OLYMPIA -- A former Skagit County dairy farmer was sentenced to four days in jail after pleading guilty to four counts of violating the Washington Water Pollution Control Act for illegally dumping manure into a nearby drainage ditch.
Edward J. Koopmans entered his plea in front of Skagit County Superior Court Judge John Meyer. He was ordered to pay a criminal fine of $20,000 and sentenced to serve two years in jail. All except four days of the jail term was suspended on the condition that Koopmans be on probation for two years without committing any similar violations or violating any other laws. He must also pay court costs in the amount of $110 and a crime-victim compensation assessment of $500, as conditions of his suspended sentence.
"We feel this sentence should act as a strong deterrent to those individuals who act irresponsibly and threaten the state's natural resources, which potentially affect our drinking water, fish and wildlife and public waterways," said Assistant Attorney General Jerry Ackerman.
In addition to his sentence, Koopmans must also pay a $20,000 civil penalty assessed against him by the state Department of Ecology.
"Honest dairy farmers shouldn't have to compete against farmers who cut costs by cutting corners on environmental protection," said John Glynn, Ecology's regional water quality manager. "We'll support the efforts of dairy farmers who protect the environment, but we'll enforce the law against those who don't."
The case was prosecuted by the Washington Attorney General's Office, with the concurrence of the Skagit County Prosecutor's Office. The case was investigated jointly by the Attorney General, the Department of Ecology, and the U.S. Environmental Protection Agency.
Koopmans' illegal acts were brought to the attention of the Department of Ecology by upset neighbors, who complained he was pumping overflowing manure lagoons directly into a drainage ditch behind his farm west of Mount Vernon. The ditch, known as the Lockhart-Jewett Ditch, eventually empties into Padilla Bay.

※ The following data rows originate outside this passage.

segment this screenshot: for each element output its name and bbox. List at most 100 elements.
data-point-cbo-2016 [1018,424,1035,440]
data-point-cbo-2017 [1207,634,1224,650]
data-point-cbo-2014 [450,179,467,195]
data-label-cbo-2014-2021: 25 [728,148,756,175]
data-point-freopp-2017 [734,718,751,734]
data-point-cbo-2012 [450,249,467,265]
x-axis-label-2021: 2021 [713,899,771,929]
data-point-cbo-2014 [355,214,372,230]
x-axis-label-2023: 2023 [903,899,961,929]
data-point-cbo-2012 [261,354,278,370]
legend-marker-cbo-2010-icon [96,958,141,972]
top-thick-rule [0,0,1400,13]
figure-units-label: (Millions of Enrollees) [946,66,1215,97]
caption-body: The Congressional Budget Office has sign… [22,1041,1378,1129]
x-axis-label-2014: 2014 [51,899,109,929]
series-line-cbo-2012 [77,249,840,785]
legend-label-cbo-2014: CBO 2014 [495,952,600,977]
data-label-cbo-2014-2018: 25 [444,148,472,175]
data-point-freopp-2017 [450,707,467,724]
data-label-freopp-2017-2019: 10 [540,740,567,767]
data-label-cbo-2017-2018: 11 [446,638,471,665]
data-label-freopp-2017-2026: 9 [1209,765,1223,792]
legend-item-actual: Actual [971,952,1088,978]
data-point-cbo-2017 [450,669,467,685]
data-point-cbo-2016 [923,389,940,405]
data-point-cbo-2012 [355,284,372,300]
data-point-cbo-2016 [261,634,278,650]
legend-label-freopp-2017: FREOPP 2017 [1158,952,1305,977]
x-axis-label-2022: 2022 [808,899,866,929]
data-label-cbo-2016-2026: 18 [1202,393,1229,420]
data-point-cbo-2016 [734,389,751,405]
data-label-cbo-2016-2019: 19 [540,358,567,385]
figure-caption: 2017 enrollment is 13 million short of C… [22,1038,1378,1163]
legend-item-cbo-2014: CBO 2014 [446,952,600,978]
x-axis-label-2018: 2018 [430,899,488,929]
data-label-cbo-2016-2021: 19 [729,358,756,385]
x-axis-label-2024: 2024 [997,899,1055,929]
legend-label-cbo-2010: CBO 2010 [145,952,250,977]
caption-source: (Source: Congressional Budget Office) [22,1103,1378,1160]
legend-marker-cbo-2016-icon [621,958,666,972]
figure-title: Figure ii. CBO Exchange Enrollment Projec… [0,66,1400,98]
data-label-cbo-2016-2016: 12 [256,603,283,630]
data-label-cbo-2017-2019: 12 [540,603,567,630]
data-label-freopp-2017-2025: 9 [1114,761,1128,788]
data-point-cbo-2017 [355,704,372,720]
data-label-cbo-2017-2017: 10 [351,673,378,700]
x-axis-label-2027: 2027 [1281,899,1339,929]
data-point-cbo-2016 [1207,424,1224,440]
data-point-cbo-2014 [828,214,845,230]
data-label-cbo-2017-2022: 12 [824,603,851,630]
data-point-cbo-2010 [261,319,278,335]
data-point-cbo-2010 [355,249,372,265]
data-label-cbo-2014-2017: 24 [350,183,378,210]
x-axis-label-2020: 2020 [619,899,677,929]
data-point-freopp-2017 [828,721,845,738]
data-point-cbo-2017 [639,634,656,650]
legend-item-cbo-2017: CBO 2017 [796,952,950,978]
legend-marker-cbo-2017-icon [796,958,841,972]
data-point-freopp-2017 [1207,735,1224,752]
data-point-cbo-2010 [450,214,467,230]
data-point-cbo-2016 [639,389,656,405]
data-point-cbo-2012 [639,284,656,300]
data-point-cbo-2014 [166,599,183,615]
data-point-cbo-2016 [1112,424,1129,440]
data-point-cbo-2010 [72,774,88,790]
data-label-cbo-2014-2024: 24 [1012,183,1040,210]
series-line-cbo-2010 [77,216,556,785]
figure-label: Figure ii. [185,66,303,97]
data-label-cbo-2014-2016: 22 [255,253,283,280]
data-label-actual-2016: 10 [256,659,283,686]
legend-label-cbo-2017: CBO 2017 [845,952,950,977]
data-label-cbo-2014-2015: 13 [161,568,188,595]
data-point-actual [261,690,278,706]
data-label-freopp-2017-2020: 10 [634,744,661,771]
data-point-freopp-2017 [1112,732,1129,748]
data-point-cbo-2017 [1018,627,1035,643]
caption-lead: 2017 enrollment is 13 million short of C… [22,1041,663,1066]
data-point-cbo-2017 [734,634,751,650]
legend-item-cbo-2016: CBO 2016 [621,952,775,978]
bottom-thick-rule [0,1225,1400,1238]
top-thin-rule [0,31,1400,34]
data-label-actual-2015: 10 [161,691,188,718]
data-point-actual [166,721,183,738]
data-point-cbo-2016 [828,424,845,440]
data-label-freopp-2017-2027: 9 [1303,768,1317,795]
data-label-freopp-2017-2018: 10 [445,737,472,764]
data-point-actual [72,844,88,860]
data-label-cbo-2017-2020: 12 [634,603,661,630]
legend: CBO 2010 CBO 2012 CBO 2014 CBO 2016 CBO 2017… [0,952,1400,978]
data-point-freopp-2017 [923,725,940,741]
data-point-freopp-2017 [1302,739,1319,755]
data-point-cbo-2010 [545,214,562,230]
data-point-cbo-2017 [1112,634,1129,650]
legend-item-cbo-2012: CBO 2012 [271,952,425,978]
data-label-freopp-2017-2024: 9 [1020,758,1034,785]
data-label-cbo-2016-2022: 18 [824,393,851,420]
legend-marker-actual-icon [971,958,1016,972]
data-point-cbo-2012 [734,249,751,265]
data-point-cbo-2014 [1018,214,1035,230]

After responding to a complaint in 1995 about manure running off of Koopmans' farm, Ecology referred him to the Skagit Conservation District, as required by state law, for help in developing a manure management plan. Ecology and the Conservation District attempted for two years to obtain Koopmans' compliance prior to referring the case to criminal investigators. The civil penalty was assessed this year after Koopmans failed to develop that plan.